Information Choice in Macroeconomics and Finance
- Cover
- Author: Laura Veldkamp
- Language: English
- Subject: Economics, finance, information choice
- Publisher: Princeton University Press
- Publication date: September 11, 2011
- Publication place: United States
- Pages: 184
- ISBN: 978-0-691-14220-3
- Followed by: The Data Economy: Tools and Applications (2025)

= Information Choice in Macroeconomics and Finance =

2011 book by Laura Veldkamp

Information Choice in Macroeconomics and Finance is a 2011 graduate-level textbook by American economist Laura Veldkamp. The book introduces the study of information choice, a field that examines how economic agents decide what information to acquire and how these decisions affect market outcomes and macroeconomic dynamics. Rather than assuming what market participants know, the framework presented in the book models information as an endogenous choice variable. The text covers applications in monetary economics, portfolio theory, business cycles, and asset pricing, and includes mathematical tools for building models with information frictions.

==Summary==
Veldkamp examines how economic agents select and process information when making decisions, and how these choices affect macroeconomic and financial outcomes. The work presents a theoretical framework in which information acquisition is treated as an endogenous choice variable rather than an exogenous constraint, drawing on research primarily from the 2000s.

The book is structured in four parts, with each chapter including exercises suitable for graduate courses. Part I (Chapters 1-4) establishes the theoretical foundations for studying information choice and introduces mathematical tools including Bayesian updating techniques and methods for measuring information flows. Veldkamp distinguishes between passive learning, where agents receive information without deliberate effort, and active learning, where agents choose which information to acquire.

Part II (Chapters 5 and 6) analyzes information choice in contexts characterized by strategic complementarities, where agents benefit from coordinating their actions. The author covers the welfare effects of public information disclosure, the role of transparency in central banking, and the emergence of price stickiness through informational frictions. Veldkamp demonstrates how heterogeneous information combined with coordination motives can generate persistent deviations from full-information equilibria, though she does not provide extensive technical derivations, requiring readers to work through these independently.

Part III (Chapters 7-9) addresses environments with strategic substitutabilities, particularly in financial markets where agents prefer to take positions contrary to others. Here, Veldkamp investigates how information acquisition decisions lead to portfolio concentration, market segmentation, and asset price volatility. She also examines how information can function as an aggregate shock in business cycle models.

In the fourth part (Chapter 10), Veldkamp discusses empirical methods for testing information-based theories. She presents techniques for inferring information sets from observable variables, including forecast dispersion, covariance structures, profit realizations, and market microstructure measures such as bid-ask spreads and the probability of informed trading.

==Reviews==
German economist Christian Merkl praised the work as "well structured and well written" and noted that it successfully synthesized different streams of literature on information choice based on state-of-the-art research from the previous decade.

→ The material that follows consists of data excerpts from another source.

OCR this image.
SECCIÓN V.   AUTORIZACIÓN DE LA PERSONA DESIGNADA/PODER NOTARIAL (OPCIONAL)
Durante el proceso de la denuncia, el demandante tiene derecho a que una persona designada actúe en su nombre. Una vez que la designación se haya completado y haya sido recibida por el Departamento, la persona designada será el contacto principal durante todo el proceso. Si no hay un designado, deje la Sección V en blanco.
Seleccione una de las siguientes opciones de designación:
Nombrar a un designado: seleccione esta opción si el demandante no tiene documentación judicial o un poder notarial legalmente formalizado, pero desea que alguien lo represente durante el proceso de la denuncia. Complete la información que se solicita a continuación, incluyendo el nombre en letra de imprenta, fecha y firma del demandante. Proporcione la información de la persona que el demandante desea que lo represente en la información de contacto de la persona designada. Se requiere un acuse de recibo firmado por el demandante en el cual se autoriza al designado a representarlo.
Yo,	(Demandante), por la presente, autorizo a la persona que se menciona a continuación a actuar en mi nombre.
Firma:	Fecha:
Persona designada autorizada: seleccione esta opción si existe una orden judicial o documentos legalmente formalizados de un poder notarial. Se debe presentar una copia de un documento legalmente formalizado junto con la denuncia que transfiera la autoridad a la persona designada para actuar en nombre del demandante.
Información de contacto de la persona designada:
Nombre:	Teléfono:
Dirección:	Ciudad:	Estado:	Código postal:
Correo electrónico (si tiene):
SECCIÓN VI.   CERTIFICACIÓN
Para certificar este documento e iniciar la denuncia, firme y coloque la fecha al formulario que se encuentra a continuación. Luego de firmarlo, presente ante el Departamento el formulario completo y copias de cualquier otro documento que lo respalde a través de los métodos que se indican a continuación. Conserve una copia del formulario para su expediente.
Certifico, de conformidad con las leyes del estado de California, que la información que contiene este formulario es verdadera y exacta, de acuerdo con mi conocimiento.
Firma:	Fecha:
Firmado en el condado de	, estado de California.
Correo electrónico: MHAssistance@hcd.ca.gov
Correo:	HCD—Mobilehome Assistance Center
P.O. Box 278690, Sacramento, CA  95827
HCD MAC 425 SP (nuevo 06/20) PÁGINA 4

Merkl found the book valuable for providing structure to his understanding of imperfect information models, having previously worked exclusively with perfect information assumptions in his own macroeconomic research. While Merkl acknowledged that the text offered "an excellent guideline for PhD students and researchers," he expressed reservations about two aspects: the lack of empirical validation for some information-based theories (citing recent microeconometric evidence that contradicted sticky information models), and his skepticism about whether information acquisition constituted the primary driver of major macroeconomic phenomena. He suggested that other factors, such as institutional features and labor market frictions, might provide equally compelling explanations. Despite these concerns, Merkl said that "Veldkamp does an excellent job combining different streams of the literature of information choice" and recommended the book to readers interested in the field.

Hayoung Gim praised how the book synthesized information theories while studying macroeconomic and finance models where agents actively choose what information to acquire. Gim appreciated how Veldkamp focused on Bayesian learning and provided both theoretical foundations (in early chapters) and practical applications (in later chapters) across various economic fields including monetary economics, portfolio theory, and asset pricing. He liked the book's introduction of recent research on rational inattention and information markets, and thought it would serve graduate students well, especially those seeking dissertation subjects. However, Gim warned that readers would need "solid grounding in mathematics because the author relies heavily upon both mathematical formulae and processes." He said that the book strengthened researchers' ability to choose information for modeling and provided valuable tools for applied theories, making it a worthy addition to the field of information theory despite its mathematical demands.